Il “Centro” tra cartelli elettorali e conventicole di cartone. Riflessione dedicata e indirizzata non a nostalgici “ex” ma attivi “in”

Il dato. Il Centro non è più plasticamente riconoscibile negli emicicli del Parlamento.

Il punto interrogativo. È possibile una “ri-composizione ” di un’area cristiano-sociale, popolare e riformatrice?

 

Il senso. Non sia stampella elettorale di coalizioni posticce in disegni scombinati. Non si rispolverino categorie novecentesche. Non ci si rivolga ad un ipotetico elettorato moderato, ad assunto pacato ceto medio, a una mollacchia borghesia conservatrice.

Perché?

Perché vi sono steccati e cortine più insidiose rispetto a quelle  post-belliche.

Nessuno teme il fascio. Tutti paventano lo sfascio che proviene da destra e da sinistra, dalla deriva anarcoide e dalla ortodossia massimalista, da saluti romani e da rinvii sempre a domani, da promesse e tradimenti statali, da misure del pubblico senza misurarsi con il rischio delle imprese, delle professioni, delle partite iva.

Può suonare stonato ma le persone e le personalità di Centro sono storicamente rivoluzionarie. Oggi ancora di più tra eguaglianza e libertà.

È davvero difficile ricercare sviluppo e nella sicurezza senza solidarietà e sussidiarietà. 

Difficile l’equidistanza tra ricchi e poveri, alti e bassi, forti e deboli, emancipati e sottomessi, eguali e diversi.

Insomma tra primi e ultimi. Primi negli arrivi ma non nei blocchi di partenza. 

Prima di domandarci se una terra di mezzo può rigenerarsi nella offerta politica, occorre – tuttavia  – chiedersi se sussiste ne mare della domanda politica.

Talune categorie concettuali appaiono superate o svuotate per un verso in guisa della globalizzazione della economia e per altro di proposte di partito e di governo legate a gigantografie di  individualità.

È inevitabile sottomettersi a sovranismi, centralismi, populismi, razzismi, localismi? È inevitabile cedere il passo agli intemperanti, agli odiosi, ai livorosi? È inevitabile accedere a letture e azioni striscianti e/o belligeranti?

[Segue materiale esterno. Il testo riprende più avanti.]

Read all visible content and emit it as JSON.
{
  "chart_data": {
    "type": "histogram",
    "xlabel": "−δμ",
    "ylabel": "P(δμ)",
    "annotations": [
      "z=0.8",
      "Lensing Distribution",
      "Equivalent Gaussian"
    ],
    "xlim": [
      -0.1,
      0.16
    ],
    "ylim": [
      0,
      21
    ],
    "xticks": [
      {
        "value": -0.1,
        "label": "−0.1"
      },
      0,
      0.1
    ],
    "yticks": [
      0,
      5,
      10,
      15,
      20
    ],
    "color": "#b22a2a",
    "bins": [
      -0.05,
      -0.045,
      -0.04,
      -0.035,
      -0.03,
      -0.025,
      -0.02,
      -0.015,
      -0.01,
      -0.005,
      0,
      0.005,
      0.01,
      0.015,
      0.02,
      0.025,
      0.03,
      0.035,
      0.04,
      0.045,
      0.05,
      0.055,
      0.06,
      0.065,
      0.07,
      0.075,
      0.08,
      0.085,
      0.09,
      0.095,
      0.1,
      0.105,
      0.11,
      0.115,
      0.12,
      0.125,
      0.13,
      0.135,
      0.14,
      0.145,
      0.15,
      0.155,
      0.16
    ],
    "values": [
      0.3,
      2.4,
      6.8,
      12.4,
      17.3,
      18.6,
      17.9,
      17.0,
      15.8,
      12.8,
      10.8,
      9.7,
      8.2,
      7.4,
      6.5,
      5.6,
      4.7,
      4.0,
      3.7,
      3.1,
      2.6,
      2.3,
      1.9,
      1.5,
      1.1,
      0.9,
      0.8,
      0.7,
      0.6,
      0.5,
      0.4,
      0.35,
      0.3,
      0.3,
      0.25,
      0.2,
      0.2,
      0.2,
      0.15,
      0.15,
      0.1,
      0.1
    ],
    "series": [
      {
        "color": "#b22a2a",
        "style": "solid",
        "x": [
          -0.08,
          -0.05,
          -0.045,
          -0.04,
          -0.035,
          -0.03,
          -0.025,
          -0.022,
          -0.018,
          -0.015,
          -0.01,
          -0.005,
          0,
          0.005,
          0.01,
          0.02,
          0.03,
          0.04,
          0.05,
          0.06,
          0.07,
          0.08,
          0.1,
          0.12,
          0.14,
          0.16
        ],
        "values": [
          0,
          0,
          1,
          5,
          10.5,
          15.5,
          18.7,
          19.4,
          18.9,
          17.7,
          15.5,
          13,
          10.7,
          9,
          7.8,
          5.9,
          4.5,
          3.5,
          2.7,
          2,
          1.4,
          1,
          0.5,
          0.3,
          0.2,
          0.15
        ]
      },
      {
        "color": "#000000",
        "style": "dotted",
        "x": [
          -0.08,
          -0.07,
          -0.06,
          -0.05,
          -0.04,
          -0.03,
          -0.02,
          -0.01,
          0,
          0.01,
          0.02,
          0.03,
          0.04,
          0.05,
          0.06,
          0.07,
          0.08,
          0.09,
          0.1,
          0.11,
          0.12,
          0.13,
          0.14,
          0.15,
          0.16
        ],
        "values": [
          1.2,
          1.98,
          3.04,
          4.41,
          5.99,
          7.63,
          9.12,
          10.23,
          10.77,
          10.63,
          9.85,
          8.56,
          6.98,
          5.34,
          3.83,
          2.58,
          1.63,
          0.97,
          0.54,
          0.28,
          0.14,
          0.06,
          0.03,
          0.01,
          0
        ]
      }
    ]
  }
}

Di certo occorre calarsi in rivolgimenti sociali inediti. Quale storia viviamo?  Quale novità ci attende?

A questo punto vi sono due possibilità: strumentalizzare le paure di un elettorato diffusamente antisistema e incazzato o distillare speranze in un corpo sociale che può sorprendere. Questo corpo sociale è, infatti, intimamente convinto della necessità di un vivere sociale improntato ai valori della Costituzione.

Dicevamo speranze … ma  realisticamente (programmaticamente e fattivamente) senza illudersi senza illudere.

Invocare il “Centro” non è sufficiente anzi non è utile.

Mentre la casa brucia gli unici che, tuttavia, possono non solo pregare ma anche studiare nella ribellione e nella visione sono di Centro.

Prima della scena pubblica vi è la prova sia per il calpestio della scena sia per l’empatia con il pubblico … che neppure a teatro si limita ad assistere perché è davvero il protagonista da coinvolgere e con cui fare i conti.

Si chiama prepolitica. Ciò che abbiamo abbandonato. 

Ritornare al prepolitico si può. Ritornare all’associazionismo di base per la formazione della classe politica, si può. Si deve. Si vuole? Ripensare ai fondamenti del funzionamento delle democrazie, si può. Si deve. Si vuole? Recuperare in sapienza il concetto di centralità della persona all’insegna del Magistero, si può. Si deve. Si vuole?

Irrilevante ed insignificante (meglio dannoso) è solo considerare le scelte di politici politicanti alle prese sempre con le prossime elezioni nonché di elettori funzionali alle prese sempre con crampi allo stomaco a cui demagoghi demiurghi sanno parlare.

Comunque sia gli spezzatini di “noi moderati” e di “Italia sul serio”, come concepiti o tradotti, sono già decotti tra istinti di sopravvivenza e ormoni autoreferenziali in circolo.